Il est désormais largement admis que la crise financière mondiale récente était en réalité une crise des bilans. De longues périodes de taux d’intérêt négatifs ont encouragé un financement insoutenable d’achats d’actifs et des prêts hypothécaires à haut risque ont affaibli les bilans nationaux. Lorsque la liquidité sur les principaux marchés interbancaires s’est asséchée, les fragilités ont été exposées – avec des conséquences dévastatrices.

Aujourd’hui, l’expansion rapide des bilans des institutions financières chinoises – qui ont augmenté de 92% entre 2007 et 2011, parallèlement à la croissance de 78% du PIB nominal – fait naître des prédictions d’une prochaine crise des subprimes chinoise. De telles prévisions sont-elles fondées ?

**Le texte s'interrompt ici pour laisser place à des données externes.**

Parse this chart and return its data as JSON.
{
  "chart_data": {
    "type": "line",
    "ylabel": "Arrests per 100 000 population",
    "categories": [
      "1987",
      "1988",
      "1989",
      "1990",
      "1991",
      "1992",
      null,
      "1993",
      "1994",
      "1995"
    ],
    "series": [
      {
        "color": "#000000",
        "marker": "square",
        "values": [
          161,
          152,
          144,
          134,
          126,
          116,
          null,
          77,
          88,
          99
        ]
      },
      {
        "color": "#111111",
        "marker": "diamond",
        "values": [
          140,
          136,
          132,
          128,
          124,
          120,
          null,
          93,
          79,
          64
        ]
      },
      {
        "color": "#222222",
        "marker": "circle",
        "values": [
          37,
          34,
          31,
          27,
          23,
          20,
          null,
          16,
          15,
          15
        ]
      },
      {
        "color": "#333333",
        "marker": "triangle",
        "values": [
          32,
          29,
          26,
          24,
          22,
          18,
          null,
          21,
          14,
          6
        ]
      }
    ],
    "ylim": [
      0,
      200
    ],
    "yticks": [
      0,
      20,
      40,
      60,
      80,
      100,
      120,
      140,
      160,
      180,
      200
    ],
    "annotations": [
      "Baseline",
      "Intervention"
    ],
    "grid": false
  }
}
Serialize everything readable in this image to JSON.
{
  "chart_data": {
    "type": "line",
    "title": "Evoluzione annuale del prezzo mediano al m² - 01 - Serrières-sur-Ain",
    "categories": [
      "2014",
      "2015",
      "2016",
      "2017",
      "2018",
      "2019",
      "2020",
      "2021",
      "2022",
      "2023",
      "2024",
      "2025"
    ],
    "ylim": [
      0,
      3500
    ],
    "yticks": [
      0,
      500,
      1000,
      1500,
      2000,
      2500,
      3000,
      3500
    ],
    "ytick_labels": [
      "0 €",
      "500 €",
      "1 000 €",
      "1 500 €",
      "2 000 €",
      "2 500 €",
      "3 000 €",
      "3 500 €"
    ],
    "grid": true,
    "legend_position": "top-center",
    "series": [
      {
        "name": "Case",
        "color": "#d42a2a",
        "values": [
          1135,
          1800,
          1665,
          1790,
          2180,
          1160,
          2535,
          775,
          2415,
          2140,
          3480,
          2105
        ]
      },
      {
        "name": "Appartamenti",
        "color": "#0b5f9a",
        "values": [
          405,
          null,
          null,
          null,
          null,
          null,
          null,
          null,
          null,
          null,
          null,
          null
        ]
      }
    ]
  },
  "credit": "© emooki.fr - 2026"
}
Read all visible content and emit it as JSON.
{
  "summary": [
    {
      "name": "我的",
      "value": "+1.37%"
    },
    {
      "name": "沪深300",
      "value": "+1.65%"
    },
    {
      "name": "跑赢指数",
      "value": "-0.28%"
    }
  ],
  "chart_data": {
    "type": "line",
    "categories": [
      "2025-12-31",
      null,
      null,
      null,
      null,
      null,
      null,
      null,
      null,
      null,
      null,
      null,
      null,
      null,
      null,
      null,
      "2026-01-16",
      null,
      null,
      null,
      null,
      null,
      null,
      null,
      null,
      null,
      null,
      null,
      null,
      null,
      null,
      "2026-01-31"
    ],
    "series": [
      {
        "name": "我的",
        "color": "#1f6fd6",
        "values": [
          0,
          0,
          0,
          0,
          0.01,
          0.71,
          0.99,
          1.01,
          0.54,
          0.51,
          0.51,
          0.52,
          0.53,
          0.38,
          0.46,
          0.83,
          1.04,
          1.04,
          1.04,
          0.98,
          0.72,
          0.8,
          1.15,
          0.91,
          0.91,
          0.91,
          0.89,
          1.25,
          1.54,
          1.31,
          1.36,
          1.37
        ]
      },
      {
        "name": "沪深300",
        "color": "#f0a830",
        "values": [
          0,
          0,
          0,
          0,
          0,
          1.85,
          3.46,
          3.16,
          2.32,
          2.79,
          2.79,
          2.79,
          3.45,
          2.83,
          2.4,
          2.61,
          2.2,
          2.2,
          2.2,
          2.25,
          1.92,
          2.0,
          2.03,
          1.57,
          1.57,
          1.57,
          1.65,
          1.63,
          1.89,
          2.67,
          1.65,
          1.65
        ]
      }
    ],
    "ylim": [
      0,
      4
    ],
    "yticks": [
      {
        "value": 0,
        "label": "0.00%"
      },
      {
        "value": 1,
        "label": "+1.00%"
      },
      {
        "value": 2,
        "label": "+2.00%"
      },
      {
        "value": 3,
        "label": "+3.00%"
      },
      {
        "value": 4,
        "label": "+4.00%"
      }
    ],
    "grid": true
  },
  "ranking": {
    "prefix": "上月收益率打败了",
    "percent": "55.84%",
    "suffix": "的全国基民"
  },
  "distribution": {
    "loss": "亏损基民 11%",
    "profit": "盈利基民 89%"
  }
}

La première chose à faire pour évaluer la vulnérabilité financière de la Chine est de distinguer entre crise de solvabilité, qui peut se produire lorsque les entreprises n’ont pas un capital suffisant pour résister à un effondrement des prix des actifs, et crise de liquidité.

Pendant la crise financière asiatique des années 1990, certains pays ont connu des crises de change, au cours desquelles les dévaluations et les taux d’intérêt réels élevés ont décapitalisé les banques et les entreprises, en raison de l’absence de réserves suffisantes pour rembourser les dettes en devises.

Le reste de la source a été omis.